The alternative to this is having explicit connections between components. When initializing/creating the parent entity, it explicitly plugs child components into each other, via something like: this->mesh->transform = this->transform.
If I had a data format for defining entity types, the only difference between these two systems would be:
Implicit linking: myEntity = { Transform(0,0,0), Mesh('foo.model') }
Explicit linking: myEntity = { transform = Transform(0,0,0), mesh = Mesh('foo.model', transform) }
IMHO, implicit coupling is evil, which is why ECS comes off as an anti-pattern to me, sitting alongside the singleton  :wink:

It's about having different data and functionalities, and bundling that together in a way with minimal memory, runtime and abstraction overhead (the opposite of which would be huge inheritance trees).

Comparing ECS and deep-inheritance is kind of a straw-man argument, because deep-inheritance goes against the rules of OOP as well. Jumping from "deep-inheritance based OOP" to "ECS based composition" is just swapping one extreme for another. IMHO anyone making this leap should stop and actually learn OOP first before throwing the baby out with the bathwater.

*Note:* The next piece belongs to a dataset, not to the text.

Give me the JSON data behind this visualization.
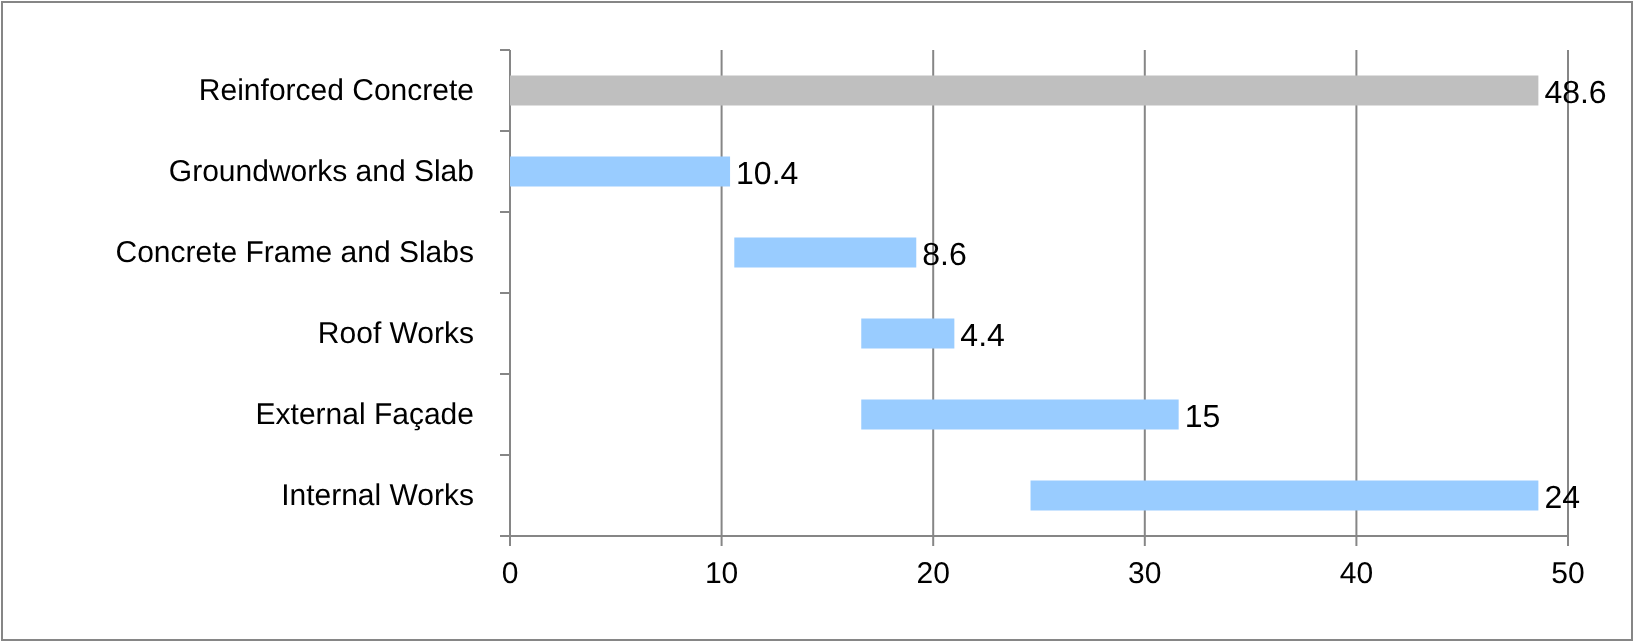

#5305219 Instancebasevertex Perf Hit

Posted by on 10 August 2016 - 09:51 PM

creating with persistent/write/coherent flags

That's asking the driver to allocate the buffer in system RAM (e.g. malloc) rather than to allocate it in GPU RAM. Your shader, when reading from the buffer, will be reading system memory via the PCIe bus.
That's fine for data the the GPU will read once (e.g. copying into a GPU-resident buffer), but is not good for data that's randomly accessed by shader code.


You probably don't want to be using the coherent bit.

#5305174 Article On Texture (Surface) Formats?

Posted by on 10 August 2016 - 03:26 PM

^that :)

I'm lazy so I use DDS as my runtime texture file format for Windows at the moment. It's pretty well designed for fast loading, but can be beat by custom formats if you want to spend the time.
On console we use custom formats that require zero deserialization (they just need to be loaded/memcpy'ed to the right location).

Our asset loading system allows loading from compressed "packs" of files, so our DDS files are optionally 'zipped up' with something like LZMA. That's common across the whole engine file loading system though, not specific to textures.

Your artists generally won't want to work with DDS though, so our asset build system (there's a compile button for art, just like for code) pre-converts from TGA/PNG/etc to DDS as part of the compilation process. This tool also automatically chooses BC formats and mixes channels together based on metadata/instructions in the shader code.
e.g. A shader may tell the material editor that it has two input textures - RGB colour and monochrome translucency - but also tell the asset compiler that it wants these packed together into a single BC3 texture. The tool will get the two PNGs specified in the artist's XML material file, build the packed/compressed DDS, and generate a binary material file that references the DDS.